AW: microbenchmarks (was: GDI module on win32)

SourceForge Headquarters 225 Broadway Suite 1600 San Diego, CA 92101 +1 (858) 454-5900

Sam wrote:
>> Really, I consider the 8/16/32 bit character arrays in CLISP a
>> problematic issue when interfacing to the foreign world.
>why?
>these strings can be converted to 32-bit string at any time you want.
Please explain.
I know that CLISP will upgrade the strings (and fix all pointers at the next GC I guess) but ignore the details.

If my hypothetical --with-unicode module gets passed a 8/16 bit string, what should it do (and especially how)?
a- create (and later forget) a 32-bit version of that string?
b- create the 32-bit version and have the rest of CLISP forget the 8/16-bit version, including the caller?

Also, I'm still unsure whether there wouldn't be an advantage in letting programmers create strings of known width, e.g. for better interfacing with UTF-16) (cf. (sys::string-info (make-string 1)) vs (make-array 'character)).

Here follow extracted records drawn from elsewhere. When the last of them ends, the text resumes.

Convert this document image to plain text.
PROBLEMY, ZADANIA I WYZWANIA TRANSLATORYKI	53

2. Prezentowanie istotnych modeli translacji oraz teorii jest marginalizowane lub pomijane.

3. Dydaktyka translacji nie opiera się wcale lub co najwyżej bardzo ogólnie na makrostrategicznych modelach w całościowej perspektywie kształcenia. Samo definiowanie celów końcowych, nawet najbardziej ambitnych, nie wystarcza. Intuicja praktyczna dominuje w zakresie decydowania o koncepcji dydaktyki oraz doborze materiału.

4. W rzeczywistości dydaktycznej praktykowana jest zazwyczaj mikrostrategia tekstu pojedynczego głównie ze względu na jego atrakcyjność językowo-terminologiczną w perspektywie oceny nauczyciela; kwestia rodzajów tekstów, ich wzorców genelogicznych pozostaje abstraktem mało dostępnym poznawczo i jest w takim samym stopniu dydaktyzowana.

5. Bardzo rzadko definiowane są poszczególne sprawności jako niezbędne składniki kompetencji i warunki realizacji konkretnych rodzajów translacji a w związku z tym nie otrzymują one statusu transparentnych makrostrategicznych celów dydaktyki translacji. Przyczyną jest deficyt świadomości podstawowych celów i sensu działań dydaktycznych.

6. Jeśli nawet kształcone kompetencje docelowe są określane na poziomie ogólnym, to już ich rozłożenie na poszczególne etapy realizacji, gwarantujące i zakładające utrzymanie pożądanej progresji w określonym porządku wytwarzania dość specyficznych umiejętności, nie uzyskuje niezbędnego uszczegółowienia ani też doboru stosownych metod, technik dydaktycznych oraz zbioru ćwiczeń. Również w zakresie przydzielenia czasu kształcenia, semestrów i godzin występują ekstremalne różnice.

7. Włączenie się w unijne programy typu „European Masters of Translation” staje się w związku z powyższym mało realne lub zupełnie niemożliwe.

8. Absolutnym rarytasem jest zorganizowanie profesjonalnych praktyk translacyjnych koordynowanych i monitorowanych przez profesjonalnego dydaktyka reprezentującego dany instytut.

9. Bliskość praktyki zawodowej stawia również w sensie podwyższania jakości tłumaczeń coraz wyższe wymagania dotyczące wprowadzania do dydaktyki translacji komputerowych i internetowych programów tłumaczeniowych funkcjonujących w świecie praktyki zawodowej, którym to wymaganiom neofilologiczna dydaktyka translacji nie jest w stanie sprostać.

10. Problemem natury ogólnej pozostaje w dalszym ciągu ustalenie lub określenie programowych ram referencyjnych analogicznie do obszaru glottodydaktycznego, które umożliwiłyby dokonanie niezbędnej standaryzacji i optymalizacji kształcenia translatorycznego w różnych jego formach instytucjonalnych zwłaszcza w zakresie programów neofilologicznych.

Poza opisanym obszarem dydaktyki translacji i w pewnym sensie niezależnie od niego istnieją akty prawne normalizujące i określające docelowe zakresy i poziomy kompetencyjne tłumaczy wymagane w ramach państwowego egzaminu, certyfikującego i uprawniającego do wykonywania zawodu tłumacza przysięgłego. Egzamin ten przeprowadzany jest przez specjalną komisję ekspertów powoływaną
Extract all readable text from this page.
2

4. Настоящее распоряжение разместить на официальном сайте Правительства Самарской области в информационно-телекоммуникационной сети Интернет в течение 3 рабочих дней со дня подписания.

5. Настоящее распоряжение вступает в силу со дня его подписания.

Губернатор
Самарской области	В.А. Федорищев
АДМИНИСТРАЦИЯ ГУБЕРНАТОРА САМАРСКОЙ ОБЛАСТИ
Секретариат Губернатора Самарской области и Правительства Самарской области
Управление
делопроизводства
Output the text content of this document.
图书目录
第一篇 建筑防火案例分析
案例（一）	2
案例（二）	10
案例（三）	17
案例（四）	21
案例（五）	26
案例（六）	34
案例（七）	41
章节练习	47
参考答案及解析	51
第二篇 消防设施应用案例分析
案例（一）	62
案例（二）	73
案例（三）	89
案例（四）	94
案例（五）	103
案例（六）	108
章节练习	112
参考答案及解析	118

In particular, I wonder if the following would be a useful thing to have:
(= 16 (sys::string-info (make-array x :element-type charset:utf-16)))
[An encoding is an acceptable argument to the array element type according to CLHS, and it works in CLISP]

Once that is clear, creating the regexp module is trivial.
- get one of the newer regexp codes known to work not only on 8bit char
- compile it with chartype=[unsigned]long (to hopefully get 32bits)
- write a few adequate wrappers.
- verify the module indeed works with 32bit characters
- measure and report speed improvements (or decrease because newer regexp maybe slower than current 5 year old one with less features).
- compare against CL-PPCRE (speed and testcases)

Thanks for enlightment,
	Jorg Hohle.